|Archbishop Rowan Williams|
When Humphrys parodied this as “don’t worry, you’ll go to heaven”, Williams failed to convince. I’ve listened, and I’ve read the transcript, and all he has to offer is this:
“ My faith tells me, and it's very hard to believe in these circumstances, but it tells me and I trust this, that the world, yes, is such that suffering arises in these unspeakable ways. It also tells me that what God can do with those circumstances and those persons is not exhausted by the world, there's more.”
Yes that’s it. Really.
I trace his difficulty back to 600 BC. This is when the Jews invented their religion, and in doing so took a critical wrong turn.
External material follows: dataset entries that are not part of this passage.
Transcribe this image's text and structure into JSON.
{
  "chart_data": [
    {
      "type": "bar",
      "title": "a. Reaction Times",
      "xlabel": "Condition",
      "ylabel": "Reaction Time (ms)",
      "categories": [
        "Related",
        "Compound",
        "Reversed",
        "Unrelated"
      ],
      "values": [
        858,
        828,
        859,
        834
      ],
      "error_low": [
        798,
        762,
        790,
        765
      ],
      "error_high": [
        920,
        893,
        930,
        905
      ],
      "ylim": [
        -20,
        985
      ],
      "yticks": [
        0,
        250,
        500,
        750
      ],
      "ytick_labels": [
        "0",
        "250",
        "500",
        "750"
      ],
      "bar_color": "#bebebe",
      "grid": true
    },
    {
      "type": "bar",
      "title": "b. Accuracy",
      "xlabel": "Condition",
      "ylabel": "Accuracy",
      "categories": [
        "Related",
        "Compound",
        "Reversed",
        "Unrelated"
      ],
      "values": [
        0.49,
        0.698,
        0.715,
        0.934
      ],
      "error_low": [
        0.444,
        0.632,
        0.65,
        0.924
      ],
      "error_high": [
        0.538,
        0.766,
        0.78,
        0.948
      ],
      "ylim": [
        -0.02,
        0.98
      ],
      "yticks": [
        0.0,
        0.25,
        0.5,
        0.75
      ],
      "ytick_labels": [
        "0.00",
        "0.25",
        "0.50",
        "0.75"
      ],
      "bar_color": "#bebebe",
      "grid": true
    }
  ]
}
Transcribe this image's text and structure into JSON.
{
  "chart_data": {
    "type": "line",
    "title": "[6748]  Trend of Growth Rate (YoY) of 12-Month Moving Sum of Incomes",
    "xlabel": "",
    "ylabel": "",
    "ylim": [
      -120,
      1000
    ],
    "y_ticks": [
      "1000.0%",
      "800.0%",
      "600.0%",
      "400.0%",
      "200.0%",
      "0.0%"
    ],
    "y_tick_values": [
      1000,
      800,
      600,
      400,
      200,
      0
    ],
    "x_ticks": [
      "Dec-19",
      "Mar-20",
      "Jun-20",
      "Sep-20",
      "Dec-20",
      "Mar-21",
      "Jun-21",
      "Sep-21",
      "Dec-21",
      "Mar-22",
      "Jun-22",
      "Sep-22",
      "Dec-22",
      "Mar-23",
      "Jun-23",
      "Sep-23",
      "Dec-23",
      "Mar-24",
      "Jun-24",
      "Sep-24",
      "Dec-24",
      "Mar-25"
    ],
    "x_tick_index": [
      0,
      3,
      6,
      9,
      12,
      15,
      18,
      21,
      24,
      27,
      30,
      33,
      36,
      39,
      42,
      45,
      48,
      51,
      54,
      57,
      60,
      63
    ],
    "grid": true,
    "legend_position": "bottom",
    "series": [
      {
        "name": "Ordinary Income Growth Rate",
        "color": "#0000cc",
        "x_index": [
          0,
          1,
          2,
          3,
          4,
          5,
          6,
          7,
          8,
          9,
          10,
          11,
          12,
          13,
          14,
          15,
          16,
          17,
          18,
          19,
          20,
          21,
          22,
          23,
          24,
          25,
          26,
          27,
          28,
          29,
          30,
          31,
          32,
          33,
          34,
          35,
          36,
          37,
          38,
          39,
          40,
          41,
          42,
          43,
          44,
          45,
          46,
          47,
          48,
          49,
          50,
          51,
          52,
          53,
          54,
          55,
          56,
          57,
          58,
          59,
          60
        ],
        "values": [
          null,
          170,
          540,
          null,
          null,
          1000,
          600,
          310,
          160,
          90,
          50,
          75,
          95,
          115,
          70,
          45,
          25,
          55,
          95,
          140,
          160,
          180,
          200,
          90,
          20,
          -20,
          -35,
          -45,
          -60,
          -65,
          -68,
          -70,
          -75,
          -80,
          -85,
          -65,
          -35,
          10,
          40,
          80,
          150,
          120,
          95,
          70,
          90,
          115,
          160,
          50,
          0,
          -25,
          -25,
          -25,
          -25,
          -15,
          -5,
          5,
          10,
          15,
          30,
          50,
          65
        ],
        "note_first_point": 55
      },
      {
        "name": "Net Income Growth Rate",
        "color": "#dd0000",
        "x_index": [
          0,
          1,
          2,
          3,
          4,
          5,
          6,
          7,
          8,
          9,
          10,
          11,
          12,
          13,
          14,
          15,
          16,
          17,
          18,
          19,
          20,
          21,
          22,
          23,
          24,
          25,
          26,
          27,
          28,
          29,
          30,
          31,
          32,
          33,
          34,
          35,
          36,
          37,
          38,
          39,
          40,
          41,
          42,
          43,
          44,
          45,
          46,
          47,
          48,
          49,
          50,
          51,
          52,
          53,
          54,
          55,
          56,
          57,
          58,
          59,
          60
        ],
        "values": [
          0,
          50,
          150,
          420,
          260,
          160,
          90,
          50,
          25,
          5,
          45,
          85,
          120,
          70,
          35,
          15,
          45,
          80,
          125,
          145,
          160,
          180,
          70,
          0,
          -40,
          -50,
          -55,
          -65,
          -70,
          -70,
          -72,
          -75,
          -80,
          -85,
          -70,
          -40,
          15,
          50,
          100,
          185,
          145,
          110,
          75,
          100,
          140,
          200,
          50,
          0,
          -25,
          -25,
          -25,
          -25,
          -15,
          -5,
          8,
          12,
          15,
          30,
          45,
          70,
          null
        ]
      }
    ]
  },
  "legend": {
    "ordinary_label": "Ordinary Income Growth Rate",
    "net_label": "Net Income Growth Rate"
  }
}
The elite were exiled by King Nebuchadnezzar to Babylon. Having sat down by the waters and wept as they remembered Zion, they assimilated a lot from Zoroastrianism. Already 400 years old at the time, this religion venerated a single, universal, merciful God. The exiled Jewish elite came to recognise this concept as far superior to the failed tribal warlord they had followed hitherto.
They didn’t overthrow Jehovah, they reformed him. But in doing so they made a bad mistake, the consequences of which poor old Rowan Williams is struggling with to this day. And their mistake was to reject the key point about Zoroaster‘s god (Ahura Mazda).
All-powerful is good, but weak is better
That key point is that Ahura Mazda was not all-powerful, but weak, engaged in unequal strife with the forces of evil, unable to prevail on his own, and needing humankind to come to his assistance.
If they’d taken my recommendation they would have stuck with this formula. But no, they made Jehovah all-powerful. It seemed a good idea at the time, I suppose.
If only they had got it right all those years ago. Then, instead of having to say how hard the problem of evil is, Williams could now say: yes indeed there is evil, but God doesn’t will it, nor does he allow it, he is powerless to prevent it; and will remain so until you lot forsake your sinful ways and come to his aid to combat the malign forces that have brought this state of affairs about.
He could hold has head high defending that sort of religion. Instead he's now stuck with stammering and stuttering his way through the problem of evil.
The interview was one of a 4-part series called Humphrys in Search of God: 31 October 2006. I can't find it any more on the BBC website so maybe it’s been deleted. But John Humphrys has made the interviews the basis of a book, In God We Doubt: Confession of a Failed Atheist (2007). (Subsequently bought it second hand in Cork 19/5/2010.)